As a more specific technical solution, the step of acquiring a specific file according to the signature verification result, and starting a service program of the quantum key distribution device according to the specific file includes:
returning the signature verification result to compliance detection software in the quantum key distribution equipment by using a security chip;
judging whether the signature verification is successful or not according to the signature verification result by using the compliance detection software;
if yes, starting the service program of the quantum key distribution equipment;
if not, judging that the quantum key distribution equipment is in a to-be-overhauled state.
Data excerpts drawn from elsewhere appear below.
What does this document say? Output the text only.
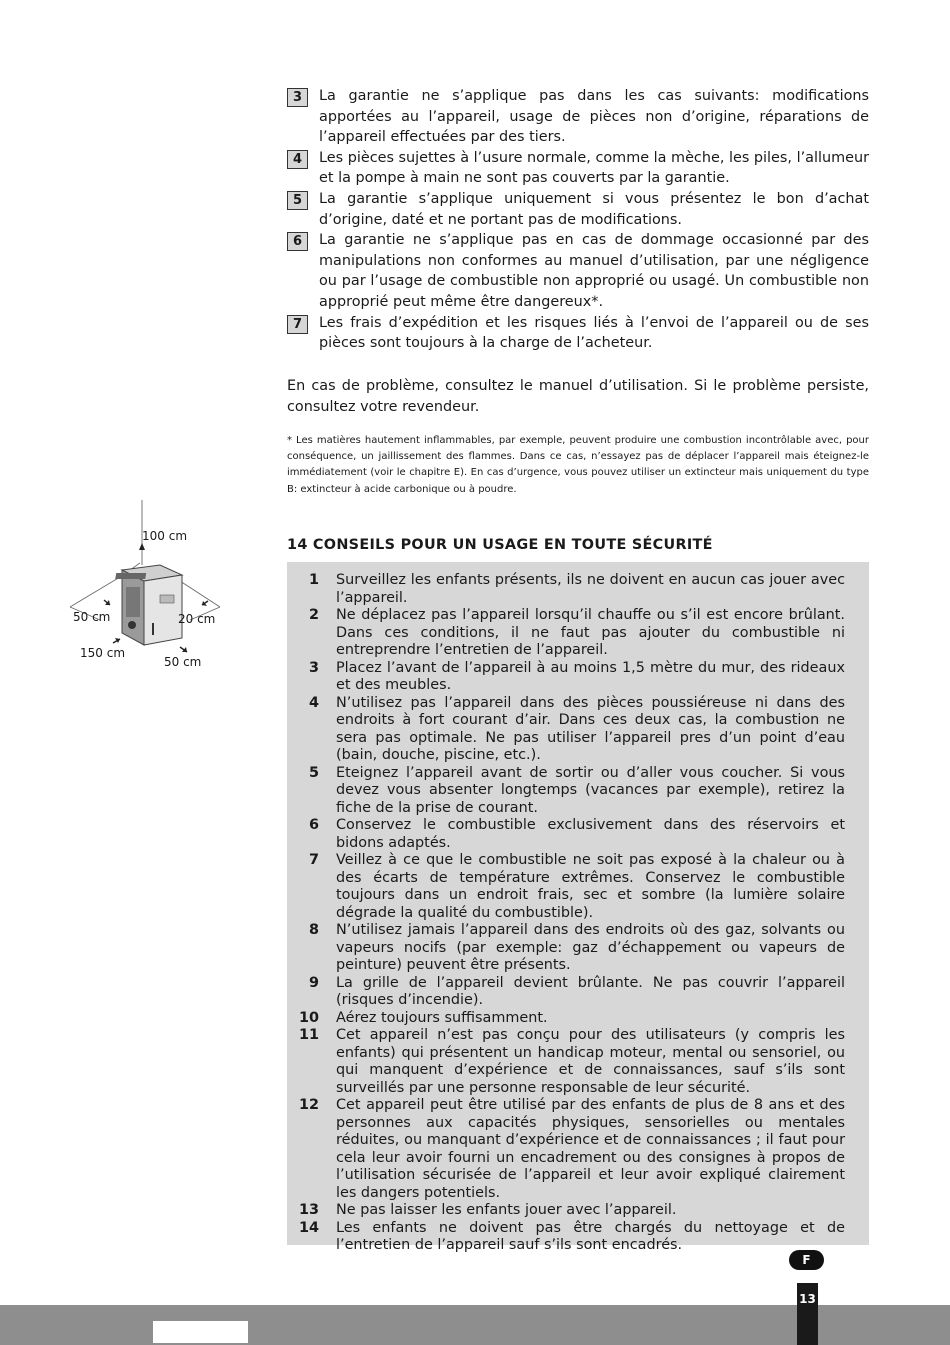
3	La garantie ne s’applique pas dans les cas suivants: modifications apportées au l’appareil, usage de pièces non d’origine, réparations de l’appareil effectuées par des tiers.
4	Les pièces sujettes à l’usure normale, comme la mèche, les piles, l’allumeur et la pompe à main ne sont pas couverts par la garantie.
5	La garantie s’applique uniquement si vous présentez le bon d’achat d’origine, daté et ne portant pas de modifications.
6	La garantie ne s’applique pas en cas de dommage occasionné par des manipulations non conformes au manuel d’utilisation, par une négligence ou par l’usage de combustible non approprié ou usagé. Un combustible non approprié peut même être dangereux*.
7	Les frais d’expédition et les risques liés à l’envoi de l’appareil ou de ses pièces sont toujours à la charge de l’acheteur.

En cas de problème, consultez le manuel d’utilisation. Si le problème persiste, consultez votre revendeur.

* Les matières hautement inflammables, par exemple, peuvent produire une combustion incontrôlable avec, pour conséquence, un jaillissement des flammes. Dans ce cas, n’essayez pas de déplacer l’appareil mais éteignez-le immédiatement (voir le chapitre E). En cas d’urgence, vous pouvez utiliser un extincteur mais uniquement du type B: extincteur à acide carbonique ou à poudre.

100 cm
50 cm	20 cm
150 cm
50 cm
14 CONSEILS POUR UN USAGE EN TOUTE SÉCURITÉ
1 Surveillez les enfants présents, ils ne doivent en aucun cas jouer avec l’appareil.
2 Ne déplacez pas l’appareil lorsqu’il chauffe ou s’il est encore brûlant. Dans ces conditions, il ne faut pas ajouter du combustible ni entreprendre l’entretien de l’appareil.
3 Placez l’avant de l’appareil à au moins 1,5 mètre du mur, des rideaux et des meubles.
4 N’utilisez pas l’appareil dans des pièces poussiéreuse ni dans des endroits à fort courant d’air. Dans ces deux cas, la combustion ne sera pas optimale. Ne pas utiliser l’appareil pres d’un point d’eau (bain, douche, piscine, etc.).
5 Eteignez l’appareil avant de sortir ou d’aller vous coucher. Si vous devez vous absenter longtemps (vacances par exemple), retirez la fiche de la prise de courant.
6 Conservez le combustible exclusivement dans des réservoirs et bidons adaptés.
7 Veillez à ce que le combustible ne soit pas exposé à la chaleur ou à des écarts de température extrêmes. Conservez le combustible toujours dans un endroit frais, sec et sombre (la lumière solaire dégrade la qualité du combustible).
8 N’utilisez jamais l’appareil dans des endroits où des gaz, solvants ou vapeurs nocifs (par exemple: gaz d’échappement ou vapeurs de peinture) peuvent être présents.
9 La grille de l’appareil devient brûlante. Ne pas couvrir l’appareil (risques d’incendie).
10 Aérez toujours suffisamment.
11 Cet appareil n’est pas conçu pour des utilisateurs (y compris les enfants) qui présentent un handicap moteur, mental ou sensoriel, ou qui manquent d’expérience et de connaissances, sauf s’ils sont surveillés par une personne responsable de leur sécurité.
12 Cet appareil peut être utilisé par des enfants de plus de 8 ans et des personnes aux capacités physiques, sensorielles ou mentales réduites, ou manquant d’expérience et de connaissances ; il faut pour cela leur avoir fourni un encadrement ou des consignes à propos de l’utilisation sécurisée de l’appareil et leur avoir expliqué clairement les dangers potentiels.
13 Ne pas laisser les enfants jouer avec l’appareil.
14 Les enfants ne doivent pas être chargés du nettoyage et de l’entretien de l’appareil sauf s’ils sont encadrés.
F
13
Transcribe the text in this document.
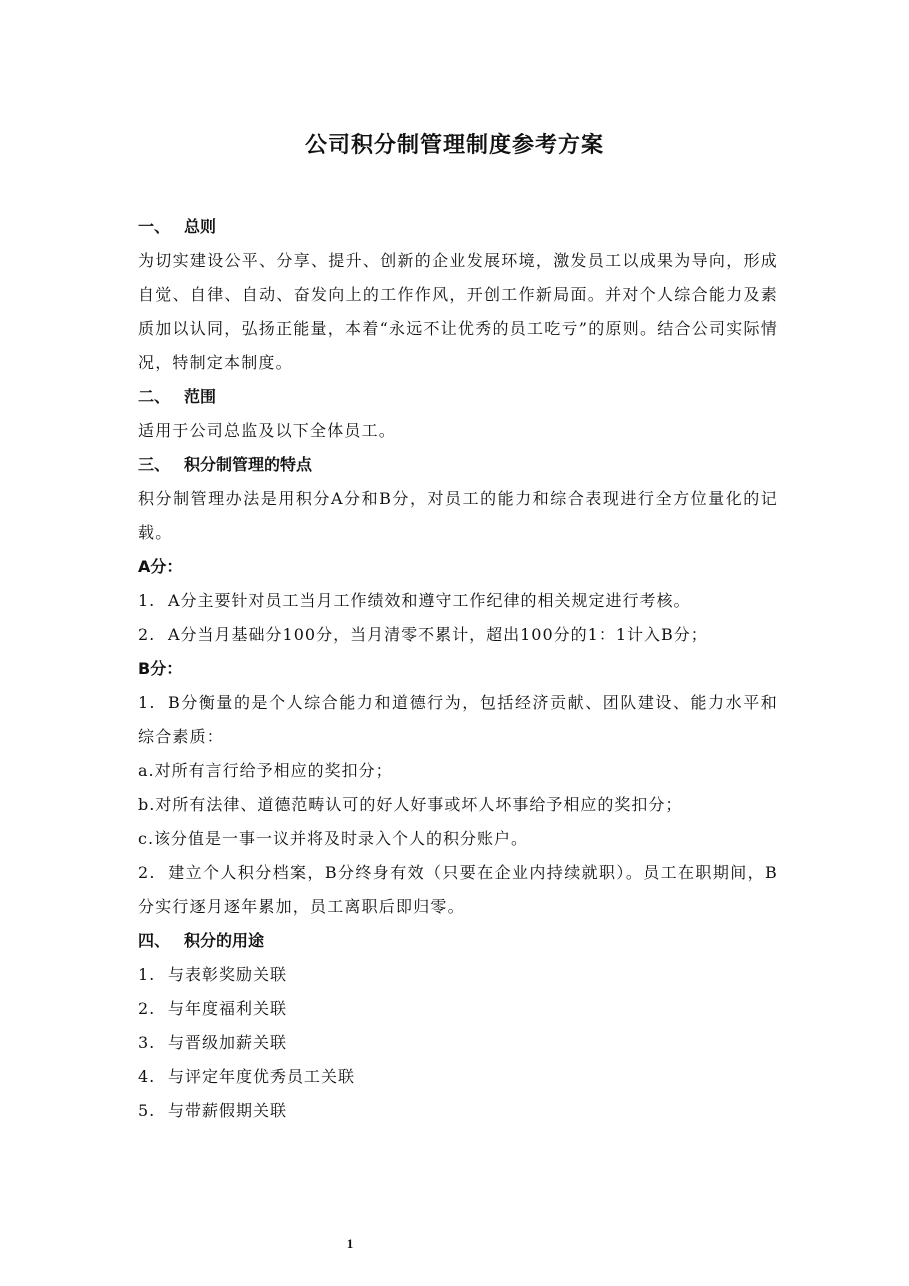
公司积分制管理制度参考方案
一、 总则
为切实建设公平、分享、提升、创新的企业发展环境，激发员工以成果为导向，形成自觉、自律、自动、奋发向上的工作作风，开创工作新局面。并对个人综合能力及素质加以认同，弘扬正能量，本着“永远不让优秀的员工吃亏”的原则。结合公司实际情况，特制定本制度。
二、 范围
适用于公司总监及以下全体员工。
三、 积分制管理的特点
积分制管理办法是用积分A分和B分，对员工的能力和综合表现进行全方位量化的记载。
A分：
1. A分主要针对员工当月工作绩效和遵守工作纪律的相关规定进行考核。
2. A分当月基础分100分，当月清零不累计，超出100分的1：1计入B分；
B分：
1. B分衡量的是个人综合能力和道德行为，包括经济贡献、团队建设、能力水平和综合素质：
a.对所有言行给予相应的奖扣分；
b.对所有法律、道德范畴认可的好人好事或坏人坏事给予相应的奖扣分；
c.该分值是一事一议并将及时录入个人的积分账户。
2. 建立个人积分档案，B分终身有效（只要在企业内持续就职）。员工在职期间，B分实行逐月逐年累加，员工离职后即归零。
四、 积分的用途
1. 与表彰奖励关联
2. 与年度福利关联
3. 与晋级加薪关联
4. 与评定年度优秀员工关联
5. 与带薪假期关联
1
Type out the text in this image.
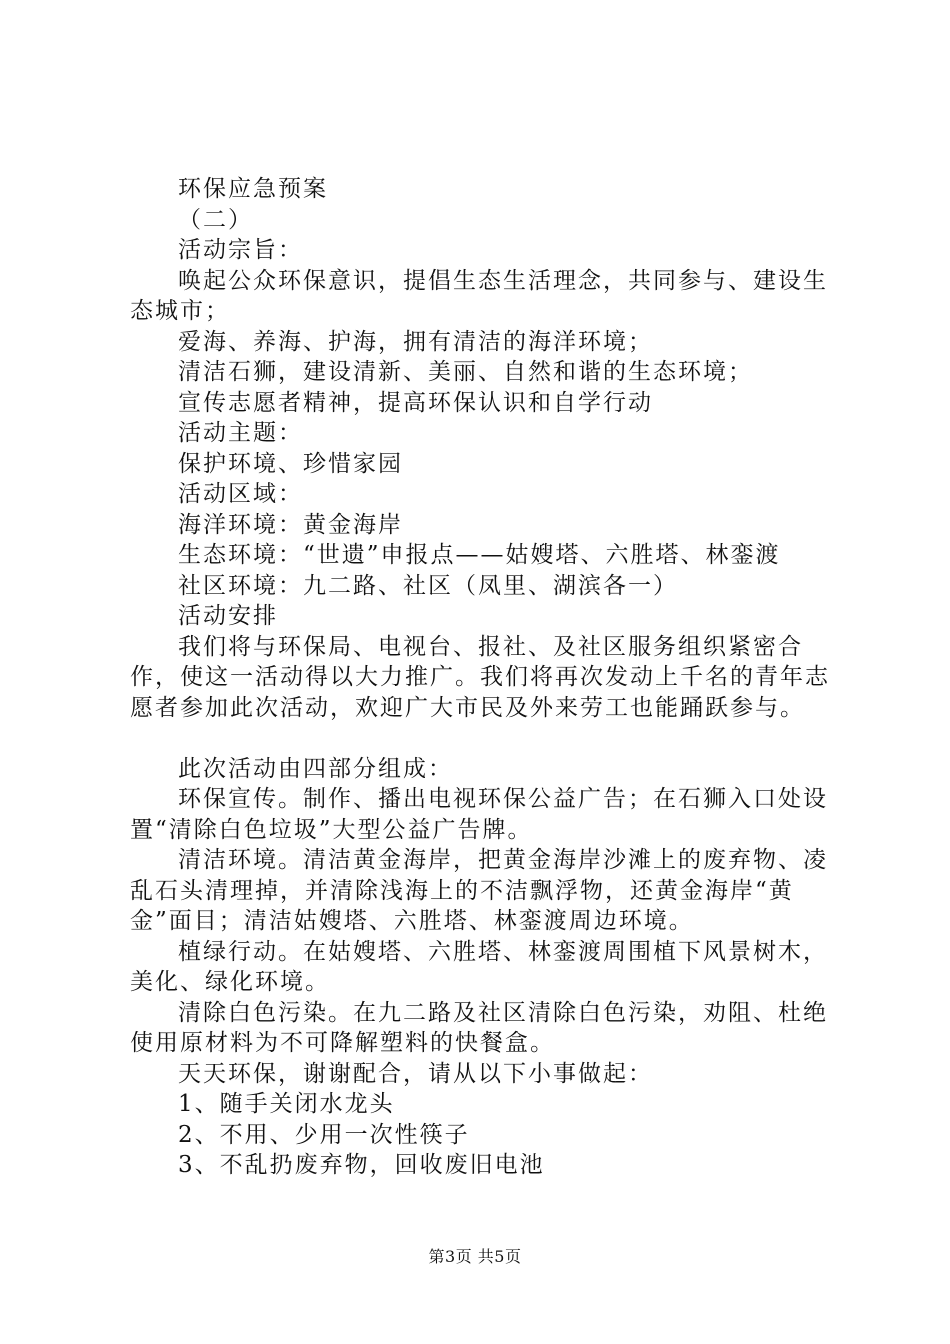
环保应急预案

（二）

活动宗旨：

唤起公众环保意识，提倡生态生活理念，共同参与、建设生态城市；

爱海、养海、护海，拥有清洁的海洋环境；

清洁石狮，建设清新、美丽、自然和谐的生态环境；

宣传志愿者精神，提高环保认识和自学行动

活动主题：

保护环境、珍惜家园

活动区域：

海洋环境：黄金海岸

生态环境：“世遗”申报点——姑嫂塔、六胜塔、林銮渡

社区环境：九二路、社区（凤里、湖滨各一）

活动安排

我们将与环保局、电视台、报社、及社区服务组织紧密合作，使这一活动得以大力推广。我们将再次发动上千名的青年志愿者参加此次活动，欢迎广大市民及外来劳工也能踊跃参与。

此次活动由四部分组成：

环保宣传。制作、播出电视环保公益广告；在石狮入口处设置“清除白色垃圾”大型公益广告牌。

清洁环境。清洁黄金海岸，把黄金海岸沙滩上的废弃物、凌乱石头清理掉，并清除浅海上的不洁飘浮物，还黄金海岸“黄金”面目；清洁姑嫂塔、六胜塔、林銮渡周边环境。

植绿行动。在姑嫂塔、六胜塔、林銮渡周围植下风景树木，美化、绿化环境。

清除白色污染。在九二路及社区清除白色污染，劝阻、杜绝使用原材料为不可降解塑料的快餐盒。

天天环保，谢谢配合，请从以下小事做起：

1、随手关闭水龙头

2、不用、少用一次性筷子

3、不乱扔废弃物，回收废旧电池

第3页 共5页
As a more specific technical solution, if the signature verification is successful, the step of starting the service program of the quantum key distribution device further includes:
generating a specific file by the compliance detection software;
detecting and acquiring the specific file, and processing the equipment firmware according to the specific file, so as to obtain a normal service program;
and starting the normal service program.
The invention also provides a system for verifying the firmware integrity of QKD equipment based on a cryptographic algorithm, which comprises:
the public key private key generation module is used for generating an SM2 public key and an SM2 private key of the equipment firmware by using an SM2 algorithm through a special PC;
the hash signing module is used for operating the equipment firmware by using an SM3 algorithm to obtain a first hash value, and signing the first hash value by using an SM2 private key to obtain a first signing result;
the signature verification module is used for executing SM3 operation on the device firmware to be protected on the quantum key distribution device to obtain a second hash value, and utilizing an SM2 public key and the first signature result to carry out signature verification processing on the second hash value to obtain a signature verification result;
and the service starting module is used for acquiring a specific file according to the signature verification result so as to start the service program of the quantum key distribution equipment.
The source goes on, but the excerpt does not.